Razões por Trás das Decisões

A diferença nas decisões entre os dois países se deve à situação econômica de cada um. Nos EUA, a inflação já está controlada, e a prioridade agora é evitar uma recessão. O medo é que, se os juros continuarem elevados, as empresas vão parar de investir, as pessoas vão gastar menos, e isso pode resultar em uma desaceleração forte da economia, levando ao aumento do desemprego e à queda do consumo. O Fed, portanto, está mudando o foco de combater a inflação para estabilizar o crescimento.

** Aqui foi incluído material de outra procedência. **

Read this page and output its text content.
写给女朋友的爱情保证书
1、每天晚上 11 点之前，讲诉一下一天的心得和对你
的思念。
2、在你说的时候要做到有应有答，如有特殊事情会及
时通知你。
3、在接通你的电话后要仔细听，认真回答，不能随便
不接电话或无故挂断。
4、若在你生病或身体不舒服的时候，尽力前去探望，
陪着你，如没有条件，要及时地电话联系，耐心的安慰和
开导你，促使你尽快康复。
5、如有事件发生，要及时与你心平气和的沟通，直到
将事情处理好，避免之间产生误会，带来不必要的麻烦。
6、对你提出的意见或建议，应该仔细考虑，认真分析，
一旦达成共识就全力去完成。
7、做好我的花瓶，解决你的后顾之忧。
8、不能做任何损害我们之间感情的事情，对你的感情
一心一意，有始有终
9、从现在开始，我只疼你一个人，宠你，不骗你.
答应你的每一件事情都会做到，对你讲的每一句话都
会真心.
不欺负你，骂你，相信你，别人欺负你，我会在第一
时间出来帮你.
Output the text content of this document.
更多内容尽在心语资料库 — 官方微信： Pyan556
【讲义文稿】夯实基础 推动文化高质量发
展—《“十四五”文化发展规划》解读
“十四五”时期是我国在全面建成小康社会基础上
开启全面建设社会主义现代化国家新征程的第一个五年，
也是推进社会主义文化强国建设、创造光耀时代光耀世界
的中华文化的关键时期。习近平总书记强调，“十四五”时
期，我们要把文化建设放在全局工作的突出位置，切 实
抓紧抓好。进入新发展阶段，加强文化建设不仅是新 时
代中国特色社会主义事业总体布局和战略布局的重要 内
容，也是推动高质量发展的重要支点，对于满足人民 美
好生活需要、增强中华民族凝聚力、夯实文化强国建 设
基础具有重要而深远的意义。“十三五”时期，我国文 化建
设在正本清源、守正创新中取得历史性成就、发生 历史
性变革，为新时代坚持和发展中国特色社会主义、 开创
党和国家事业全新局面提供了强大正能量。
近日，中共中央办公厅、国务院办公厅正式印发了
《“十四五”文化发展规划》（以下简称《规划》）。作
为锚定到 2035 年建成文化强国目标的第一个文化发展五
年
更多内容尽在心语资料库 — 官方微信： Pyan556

No Brasil, porém, a inflação ainda não está totalmente controlada, e as expectativas do mercado apontam que ela pode voltar a subir nos próximos meses. O Banco Central precisa agir para garantir que a inflação volte à meta, mesmo que isso signifique segurar o crescimento econômico a curto prazo. Além disso, o Brasil enfrenta pressões políticas e fiscais, com o mercado questionando a credibilidade da política monetária, especialmente em relação à condução futura pelo novo presidente do BC. Manter os juros elevados serve como um sinal de compromisso com a estabilidade e com o controle da inflação, o que ajuda a conter a desconfiança dos investidores e evitar uma fuga de capitais.

Como o Cenário Americano Pode Influenciar o Brasil

Agora, como essas decisões nos Estados Unidos podem influenciar o Brasil? O movimento do Fed de cortar os juros pode ter impactos significativos no câmbio e, por consequência, na nossa política monetária.

Quando os Estados Unidos reduzem os juros, o dólar tende a se desvalorizar globalmente, o que poderia aliviar a pressão sobre o real brasileiro. Isso porque o Brasil, oferecendo juros mais altos, se torna um destino mais atrativo para os investidores estrangeiros que buscam maiores retornos. Com mais entrada de dólares no país, a tendência é que o real se fortaleça. Um real mais forte ajuda a segurar a inflação, já que torna os produtos importados mais baratos, o que reduz os custos de insumos e commodities importadas.

Porém, se o Fed reduzir os juros e o Brasil também seguir o mesmo caminho sem antes controlar a inflação, podemos enfrentar problemas no futuro, como uma nova alta da inflação ou até uma perda de credibilidade na política econômica. O desafio para o Brasil é equilibrar essa balança: como se beneficiar de um possível alívio no câmbio sem perder de vista a necessidade de manter a inflação sob controle.

Além disso, a política monetária dos Estados Unidos afeta não só o Brasil, mas todos os mercados emergentes, influenciando os fluxos de capital. Se o Fed começa a cortar os juros, isso pode aumentar o apetite por investimentos em países como o Brasil, o que traz benefícios como maior entrada de capital e fortalecimento da moeda, mas também pode pressionar o BC a manter os juros elevados por mais tempo do que o desejado para não perder atratividade no cenário global.